K9 leaned against a sink that might have been white once, that knowing smile playing on his lips. He looked out of place here - too solid, too real among the unreality. Like someone who'd walked into a painting and decided to redecorate.
"Even an experienced Soul Smith like me wouldn't survive those flames," he said, pride and mischief dancing in his voice. The shadow wisp above his shoulder performed a lazy loop, as if emphasizing his mastery. Every movement suggested a man who could walk out anytime he chose, who stayed because the game amused him.
The fluorescent lights buzzed overhead like trapped insects, casting shadows that moved wrong. Through the walls, the distant sound of machinery - or were they gears? - ground ever onward, marking time in a place where time might not exist.
"The other type," K9 continued, pacing the bathroom tile like a professor in a particularly grungy lecture hall, "is a light territory." His shadow wisp traced his movements, leaving afterimages in the fluorescent light. "Think of it as a simpler version. No complicated rules, no surefire effects - just pure power."
He paused, toothpick dancing as he spoke. "Inside any territory, arcane essence is boundless. Some Soul Smiths - the practical ones, the ones who don't care for elaborate mechanisms - they just want that unlimited well of power. They wrap themselves in a spatial domain like putting on a coat made of lightning."
The heat that constantly simmered under Hiroki's skin sparked with interest, his eyes brightening. "So within their territory, they can't run out of energy? Ever?"
"Better." K9's burnout expression cracked into something more genuine, more excited. "Every technique, every power - it's all unlimited. Like breathing underwater and finding out you've had gills all along." He pushed off from the sink, his casual posture belying the weight of his words. "That's why these users are rare. Under normal circumstances, I'd start you with basics. Forms. Control. The kind of foundation that keeps power from burning you hollow."
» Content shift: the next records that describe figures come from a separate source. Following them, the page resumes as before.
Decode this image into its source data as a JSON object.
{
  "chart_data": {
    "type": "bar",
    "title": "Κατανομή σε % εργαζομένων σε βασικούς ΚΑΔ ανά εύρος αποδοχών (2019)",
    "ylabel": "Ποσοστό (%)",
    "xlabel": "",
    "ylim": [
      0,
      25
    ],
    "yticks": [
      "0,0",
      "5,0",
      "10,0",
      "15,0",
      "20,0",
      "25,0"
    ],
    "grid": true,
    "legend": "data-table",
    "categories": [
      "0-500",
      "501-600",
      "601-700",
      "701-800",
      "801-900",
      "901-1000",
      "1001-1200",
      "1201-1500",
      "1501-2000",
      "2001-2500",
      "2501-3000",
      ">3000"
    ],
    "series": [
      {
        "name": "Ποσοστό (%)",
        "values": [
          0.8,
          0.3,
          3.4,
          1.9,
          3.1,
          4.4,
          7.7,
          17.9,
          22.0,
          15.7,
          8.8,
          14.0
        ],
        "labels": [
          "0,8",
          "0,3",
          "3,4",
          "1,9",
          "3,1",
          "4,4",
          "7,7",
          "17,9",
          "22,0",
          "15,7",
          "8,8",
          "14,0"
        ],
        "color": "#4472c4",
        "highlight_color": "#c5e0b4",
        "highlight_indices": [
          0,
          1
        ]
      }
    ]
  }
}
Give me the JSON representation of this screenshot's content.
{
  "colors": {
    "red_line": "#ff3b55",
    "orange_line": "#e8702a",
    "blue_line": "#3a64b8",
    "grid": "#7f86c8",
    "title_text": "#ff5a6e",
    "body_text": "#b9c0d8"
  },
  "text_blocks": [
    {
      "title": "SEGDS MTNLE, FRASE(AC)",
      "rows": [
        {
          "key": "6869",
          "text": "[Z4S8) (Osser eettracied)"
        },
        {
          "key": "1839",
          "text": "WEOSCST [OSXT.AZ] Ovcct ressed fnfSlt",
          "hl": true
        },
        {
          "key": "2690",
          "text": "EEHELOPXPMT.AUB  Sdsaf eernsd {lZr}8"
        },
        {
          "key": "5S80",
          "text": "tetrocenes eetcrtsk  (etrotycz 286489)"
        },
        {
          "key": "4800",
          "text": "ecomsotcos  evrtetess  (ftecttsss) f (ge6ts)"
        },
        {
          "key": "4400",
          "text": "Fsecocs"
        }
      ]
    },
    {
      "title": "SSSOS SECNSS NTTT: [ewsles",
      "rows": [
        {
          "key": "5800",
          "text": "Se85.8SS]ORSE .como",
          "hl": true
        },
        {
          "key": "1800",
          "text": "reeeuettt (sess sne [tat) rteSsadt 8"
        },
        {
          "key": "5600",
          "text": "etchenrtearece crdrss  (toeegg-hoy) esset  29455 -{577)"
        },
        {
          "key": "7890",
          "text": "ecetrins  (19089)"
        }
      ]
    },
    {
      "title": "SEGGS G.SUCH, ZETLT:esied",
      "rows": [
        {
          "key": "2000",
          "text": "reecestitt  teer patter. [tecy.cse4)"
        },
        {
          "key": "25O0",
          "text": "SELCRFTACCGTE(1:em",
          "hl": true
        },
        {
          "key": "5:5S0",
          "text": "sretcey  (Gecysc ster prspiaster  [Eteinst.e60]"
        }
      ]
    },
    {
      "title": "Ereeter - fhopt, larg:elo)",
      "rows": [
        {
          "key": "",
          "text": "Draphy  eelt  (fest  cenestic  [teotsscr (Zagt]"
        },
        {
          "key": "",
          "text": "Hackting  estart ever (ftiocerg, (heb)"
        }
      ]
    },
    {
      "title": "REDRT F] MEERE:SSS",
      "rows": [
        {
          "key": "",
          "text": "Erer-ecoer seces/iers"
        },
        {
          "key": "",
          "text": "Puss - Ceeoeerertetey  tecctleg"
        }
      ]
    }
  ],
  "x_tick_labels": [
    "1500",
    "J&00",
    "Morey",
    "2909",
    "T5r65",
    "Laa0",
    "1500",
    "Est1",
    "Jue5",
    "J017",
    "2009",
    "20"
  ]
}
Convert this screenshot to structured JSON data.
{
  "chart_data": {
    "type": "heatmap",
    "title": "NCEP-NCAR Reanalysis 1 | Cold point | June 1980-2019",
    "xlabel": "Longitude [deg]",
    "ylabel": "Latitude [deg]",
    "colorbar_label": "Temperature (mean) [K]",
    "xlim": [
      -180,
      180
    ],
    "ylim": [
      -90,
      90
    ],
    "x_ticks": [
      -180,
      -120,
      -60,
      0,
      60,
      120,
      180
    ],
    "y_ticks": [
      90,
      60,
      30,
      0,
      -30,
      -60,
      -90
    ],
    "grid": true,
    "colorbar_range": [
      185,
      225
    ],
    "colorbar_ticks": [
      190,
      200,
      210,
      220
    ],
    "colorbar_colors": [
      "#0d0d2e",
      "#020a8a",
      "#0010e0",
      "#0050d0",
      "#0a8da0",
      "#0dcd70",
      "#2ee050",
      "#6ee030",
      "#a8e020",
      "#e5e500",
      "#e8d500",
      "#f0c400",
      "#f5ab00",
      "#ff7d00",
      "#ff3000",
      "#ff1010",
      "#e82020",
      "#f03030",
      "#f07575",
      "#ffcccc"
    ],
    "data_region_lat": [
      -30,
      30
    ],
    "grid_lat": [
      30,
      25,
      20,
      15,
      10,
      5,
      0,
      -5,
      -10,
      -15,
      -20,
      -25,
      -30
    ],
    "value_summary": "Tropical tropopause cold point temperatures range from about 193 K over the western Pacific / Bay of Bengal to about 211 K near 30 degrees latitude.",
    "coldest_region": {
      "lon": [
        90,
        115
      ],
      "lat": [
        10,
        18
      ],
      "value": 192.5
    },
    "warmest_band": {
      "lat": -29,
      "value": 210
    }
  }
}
His eyes shifted, somehow looking across impossible space to where Abeni stood in her own version of this conversation. Her purple aura pulsed like a second heartbeat.
"Speaking of power..." K9's voice carried genuine wonder, an expert discovering something unprecedented. "That color - you haven't just accessed territorial energy. You've wrapped yourself in it like a second skin." The shadow wisp above his shoulder twisted with interest. "What kind of monster are you?"